In parallel, nutrients such as nitrate, phosphate and others become available and recordable during the production of hydrochar. These nutrients become available in a relatively energy-neutral way and without further damage to nature (during production or extraction).
This opens up a wide path for earnings. In the future, care will have to be taken to ensure that these nutrients are available without consuming large amounts of resources. Appropriate certificates (e.g. “nutrients from residues”) could also be used to secure and trade them.

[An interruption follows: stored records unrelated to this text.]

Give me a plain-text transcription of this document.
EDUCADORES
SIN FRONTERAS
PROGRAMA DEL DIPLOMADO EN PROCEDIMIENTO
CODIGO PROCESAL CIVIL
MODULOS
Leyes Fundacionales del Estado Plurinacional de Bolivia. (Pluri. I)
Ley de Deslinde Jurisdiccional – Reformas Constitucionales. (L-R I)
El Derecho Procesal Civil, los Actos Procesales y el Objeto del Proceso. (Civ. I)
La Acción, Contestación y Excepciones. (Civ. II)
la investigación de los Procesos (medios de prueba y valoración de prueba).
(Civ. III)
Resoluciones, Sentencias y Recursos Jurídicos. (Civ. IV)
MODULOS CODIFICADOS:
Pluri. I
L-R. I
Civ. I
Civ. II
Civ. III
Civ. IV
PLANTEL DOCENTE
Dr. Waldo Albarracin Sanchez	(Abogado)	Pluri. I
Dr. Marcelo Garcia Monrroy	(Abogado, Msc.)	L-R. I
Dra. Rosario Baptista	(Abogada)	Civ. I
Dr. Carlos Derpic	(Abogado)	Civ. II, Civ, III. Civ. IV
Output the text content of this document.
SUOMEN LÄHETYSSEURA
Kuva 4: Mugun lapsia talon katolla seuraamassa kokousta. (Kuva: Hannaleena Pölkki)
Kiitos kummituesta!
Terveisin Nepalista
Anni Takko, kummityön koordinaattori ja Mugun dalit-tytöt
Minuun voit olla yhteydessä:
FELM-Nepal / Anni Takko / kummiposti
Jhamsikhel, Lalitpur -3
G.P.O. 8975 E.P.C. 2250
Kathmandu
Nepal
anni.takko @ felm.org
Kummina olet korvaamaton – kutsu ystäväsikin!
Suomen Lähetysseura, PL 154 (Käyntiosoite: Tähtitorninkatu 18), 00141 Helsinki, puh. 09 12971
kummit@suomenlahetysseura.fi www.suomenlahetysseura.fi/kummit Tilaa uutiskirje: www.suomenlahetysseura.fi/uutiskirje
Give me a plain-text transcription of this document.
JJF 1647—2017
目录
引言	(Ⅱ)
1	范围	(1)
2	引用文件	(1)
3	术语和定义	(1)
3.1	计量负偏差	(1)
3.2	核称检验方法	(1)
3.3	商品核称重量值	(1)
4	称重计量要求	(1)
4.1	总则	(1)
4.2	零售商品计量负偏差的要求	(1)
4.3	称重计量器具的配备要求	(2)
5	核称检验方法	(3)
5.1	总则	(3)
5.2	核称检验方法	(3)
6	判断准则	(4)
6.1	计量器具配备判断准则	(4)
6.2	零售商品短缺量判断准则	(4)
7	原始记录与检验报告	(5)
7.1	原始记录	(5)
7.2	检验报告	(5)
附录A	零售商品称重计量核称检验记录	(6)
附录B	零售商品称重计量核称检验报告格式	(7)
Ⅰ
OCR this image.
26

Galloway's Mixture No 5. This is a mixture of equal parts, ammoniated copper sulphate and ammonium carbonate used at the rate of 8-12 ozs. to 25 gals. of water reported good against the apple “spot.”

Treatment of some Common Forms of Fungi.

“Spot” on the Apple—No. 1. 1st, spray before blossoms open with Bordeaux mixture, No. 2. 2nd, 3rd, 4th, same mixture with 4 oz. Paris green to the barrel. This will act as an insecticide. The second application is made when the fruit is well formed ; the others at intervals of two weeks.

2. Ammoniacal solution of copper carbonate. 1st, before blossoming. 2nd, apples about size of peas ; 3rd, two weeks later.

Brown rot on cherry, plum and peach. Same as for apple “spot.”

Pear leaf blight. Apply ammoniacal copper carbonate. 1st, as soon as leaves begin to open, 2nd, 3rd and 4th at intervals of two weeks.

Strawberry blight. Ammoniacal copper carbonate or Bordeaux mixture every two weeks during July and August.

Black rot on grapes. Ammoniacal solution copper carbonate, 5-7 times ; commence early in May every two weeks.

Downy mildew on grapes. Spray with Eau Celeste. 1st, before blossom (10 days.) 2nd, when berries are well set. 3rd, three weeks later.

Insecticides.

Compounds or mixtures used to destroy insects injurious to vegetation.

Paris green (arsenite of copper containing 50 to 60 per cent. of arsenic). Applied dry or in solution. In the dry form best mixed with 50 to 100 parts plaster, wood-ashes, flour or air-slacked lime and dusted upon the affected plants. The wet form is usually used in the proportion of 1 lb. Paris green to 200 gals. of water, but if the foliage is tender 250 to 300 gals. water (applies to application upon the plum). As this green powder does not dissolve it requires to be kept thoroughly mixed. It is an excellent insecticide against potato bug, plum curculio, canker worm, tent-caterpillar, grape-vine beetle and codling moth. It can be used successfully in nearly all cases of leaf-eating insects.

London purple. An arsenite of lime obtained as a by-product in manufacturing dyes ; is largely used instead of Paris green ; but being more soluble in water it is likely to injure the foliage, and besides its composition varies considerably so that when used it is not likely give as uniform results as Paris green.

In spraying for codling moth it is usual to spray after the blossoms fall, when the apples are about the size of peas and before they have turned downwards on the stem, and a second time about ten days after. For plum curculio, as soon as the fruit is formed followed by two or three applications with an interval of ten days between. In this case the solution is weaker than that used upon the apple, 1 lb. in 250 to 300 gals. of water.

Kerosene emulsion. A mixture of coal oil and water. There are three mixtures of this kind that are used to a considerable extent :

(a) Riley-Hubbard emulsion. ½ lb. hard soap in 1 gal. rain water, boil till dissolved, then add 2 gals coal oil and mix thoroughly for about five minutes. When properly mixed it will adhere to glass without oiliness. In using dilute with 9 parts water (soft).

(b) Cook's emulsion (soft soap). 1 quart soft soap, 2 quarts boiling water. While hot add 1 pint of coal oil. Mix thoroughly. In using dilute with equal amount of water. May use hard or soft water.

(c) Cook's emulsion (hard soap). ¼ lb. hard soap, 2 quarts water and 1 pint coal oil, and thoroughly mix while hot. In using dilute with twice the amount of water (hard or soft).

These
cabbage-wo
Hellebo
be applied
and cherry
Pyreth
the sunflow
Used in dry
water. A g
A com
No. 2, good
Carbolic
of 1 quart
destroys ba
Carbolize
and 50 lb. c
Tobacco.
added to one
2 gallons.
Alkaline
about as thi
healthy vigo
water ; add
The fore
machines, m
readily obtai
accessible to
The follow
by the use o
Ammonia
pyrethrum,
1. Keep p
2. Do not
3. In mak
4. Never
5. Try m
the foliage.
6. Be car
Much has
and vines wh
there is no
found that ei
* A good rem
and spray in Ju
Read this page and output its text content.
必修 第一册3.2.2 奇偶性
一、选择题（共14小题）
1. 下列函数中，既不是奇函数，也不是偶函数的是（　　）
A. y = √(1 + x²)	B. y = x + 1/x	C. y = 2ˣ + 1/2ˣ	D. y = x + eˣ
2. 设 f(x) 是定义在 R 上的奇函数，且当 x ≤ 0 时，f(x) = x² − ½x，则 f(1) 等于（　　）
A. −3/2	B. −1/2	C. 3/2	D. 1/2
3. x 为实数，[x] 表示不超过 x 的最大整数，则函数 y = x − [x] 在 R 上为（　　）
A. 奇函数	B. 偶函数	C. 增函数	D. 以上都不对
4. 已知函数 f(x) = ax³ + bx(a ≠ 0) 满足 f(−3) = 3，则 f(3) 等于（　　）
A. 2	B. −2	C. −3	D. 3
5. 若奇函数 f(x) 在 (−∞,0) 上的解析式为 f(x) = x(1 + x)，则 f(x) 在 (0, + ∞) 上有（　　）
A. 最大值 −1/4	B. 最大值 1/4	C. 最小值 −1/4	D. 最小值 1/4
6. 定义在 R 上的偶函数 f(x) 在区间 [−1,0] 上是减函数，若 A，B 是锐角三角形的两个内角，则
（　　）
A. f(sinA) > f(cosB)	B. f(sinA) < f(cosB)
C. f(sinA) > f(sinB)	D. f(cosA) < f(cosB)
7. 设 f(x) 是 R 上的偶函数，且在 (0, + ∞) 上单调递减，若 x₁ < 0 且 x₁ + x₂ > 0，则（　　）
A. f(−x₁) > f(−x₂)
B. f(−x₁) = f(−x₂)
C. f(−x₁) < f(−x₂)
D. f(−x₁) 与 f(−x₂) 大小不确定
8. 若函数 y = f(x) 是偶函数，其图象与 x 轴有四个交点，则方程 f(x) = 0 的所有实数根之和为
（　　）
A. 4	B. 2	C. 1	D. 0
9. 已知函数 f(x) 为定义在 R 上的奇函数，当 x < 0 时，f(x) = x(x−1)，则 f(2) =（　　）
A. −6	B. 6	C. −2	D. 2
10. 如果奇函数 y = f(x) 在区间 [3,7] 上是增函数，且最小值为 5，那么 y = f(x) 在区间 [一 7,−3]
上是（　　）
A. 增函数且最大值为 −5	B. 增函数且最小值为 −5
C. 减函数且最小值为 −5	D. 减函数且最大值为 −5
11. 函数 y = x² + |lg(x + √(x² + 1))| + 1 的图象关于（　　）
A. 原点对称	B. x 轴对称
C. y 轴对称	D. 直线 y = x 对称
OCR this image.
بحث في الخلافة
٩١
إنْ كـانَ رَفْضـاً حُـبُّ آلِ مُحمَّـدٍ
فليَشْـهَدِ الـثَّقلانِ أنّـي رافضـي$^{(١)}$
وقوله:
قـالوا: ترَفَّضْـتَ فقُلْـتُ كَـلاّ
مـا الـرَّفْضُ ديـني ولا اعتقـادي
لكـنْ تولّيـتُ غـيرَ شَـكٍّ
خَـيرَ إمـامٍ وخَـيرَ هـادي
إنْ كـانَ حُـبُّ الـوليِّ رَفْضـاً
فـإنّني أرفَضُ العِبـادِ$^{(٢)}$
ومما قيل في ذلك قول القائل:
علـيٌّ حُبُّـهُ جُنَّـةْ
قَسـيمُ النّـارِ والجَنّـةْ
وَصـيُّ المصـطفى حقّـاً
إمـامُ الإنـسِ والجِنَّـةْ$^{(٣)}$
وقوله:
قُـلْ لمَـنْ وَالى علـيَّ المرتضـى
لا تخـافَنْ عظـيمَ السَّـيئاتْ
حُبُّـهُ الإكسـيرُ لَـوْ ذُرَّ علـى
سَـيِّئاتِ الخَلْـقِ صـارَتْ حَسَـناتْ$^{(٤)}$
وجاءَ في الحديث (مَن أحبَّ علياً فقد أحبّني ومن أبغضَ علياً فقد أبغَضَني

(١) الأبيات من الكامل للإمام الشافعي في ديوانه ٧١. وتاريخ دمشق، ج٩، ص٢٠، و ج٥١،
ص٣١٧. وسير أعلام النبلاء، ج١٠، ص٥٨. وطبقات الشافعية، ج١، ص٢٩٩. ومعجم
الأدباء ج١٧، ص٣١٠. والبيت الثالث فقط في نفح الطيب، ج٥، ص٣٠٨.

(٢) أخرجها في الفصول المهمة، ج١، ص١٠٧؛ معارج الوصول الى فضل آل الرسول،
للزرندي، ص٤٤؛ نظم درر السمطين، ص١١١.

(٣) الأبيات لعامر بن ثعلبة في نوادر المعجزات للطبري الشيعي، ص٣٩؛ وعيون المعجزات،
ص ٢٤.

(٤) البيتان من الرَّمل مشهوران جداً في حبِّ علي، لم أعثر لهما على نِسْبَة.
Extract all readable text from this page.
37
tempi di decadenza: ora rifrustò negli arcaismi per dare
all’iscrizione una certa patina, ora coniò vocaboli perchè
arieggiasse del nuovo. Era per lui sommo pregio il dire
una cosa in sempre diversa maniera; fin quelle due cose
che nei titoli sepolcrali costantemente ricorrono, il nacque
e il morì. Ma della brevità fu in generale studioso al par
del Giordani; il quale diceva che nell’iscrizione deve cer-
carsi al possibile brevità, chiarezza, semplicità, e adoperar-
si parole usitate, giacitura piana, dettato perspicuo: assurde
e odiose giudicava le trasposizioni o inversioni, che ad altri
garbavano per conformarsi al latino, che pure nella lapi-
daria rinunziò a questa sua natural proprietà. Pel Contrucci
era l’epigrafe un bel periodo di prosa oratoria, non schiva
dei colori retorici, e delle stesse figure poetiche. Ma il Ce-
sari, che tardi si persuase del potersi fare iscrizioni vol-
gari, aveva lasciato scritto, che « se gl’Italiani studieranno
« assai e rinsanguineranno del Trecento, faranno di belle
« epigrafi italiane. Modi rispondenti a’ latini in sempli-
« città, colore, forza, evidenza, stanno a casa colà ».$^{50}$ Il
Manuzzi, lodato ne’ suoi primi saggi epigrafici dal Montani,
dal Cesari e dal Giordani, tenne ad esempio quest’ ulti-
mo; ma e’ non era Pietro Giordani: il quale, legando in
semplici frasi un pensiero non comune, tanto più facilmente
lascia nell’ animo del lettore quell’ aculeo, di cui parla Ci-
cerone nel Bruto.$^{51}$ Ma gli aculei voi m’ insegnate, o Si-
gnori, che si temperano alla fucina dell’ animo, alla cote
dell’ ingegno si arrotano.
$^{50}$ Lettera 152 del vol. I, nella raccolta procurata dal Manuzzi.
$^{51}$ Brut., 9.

5. Improved soil enables the shift toward sustainable plant-based agriculture
Large parts of agricultural lands are barely or only temporarily arable. Often these barely arable lands are in regions that are already economically deprived, so expensive soil ameliorants are not available. The current practice is to use these lands for ruminants, grazing animals like cattle that can digest the hardscrabble plants.
But as mentioned above, cattle are major producers of greenhouse gases such as methane. So if we are interested in shifting food consumption — and agricultural productions — away from animal-based to plant-based, we have to come up with solutions not only to improve but also to stabilize soil quality using stable carbon (terra preta being a well-known example).
This is a key reason why we focus on solid carbon upcycling technologies such as hydrothermal carbonization and pyrolysis. They are well-established technologically, easier to implement in hard-to-access areas, don’t require long transportation routes or pipeline construction, and immediately make use of the biomass that is created within agriculture.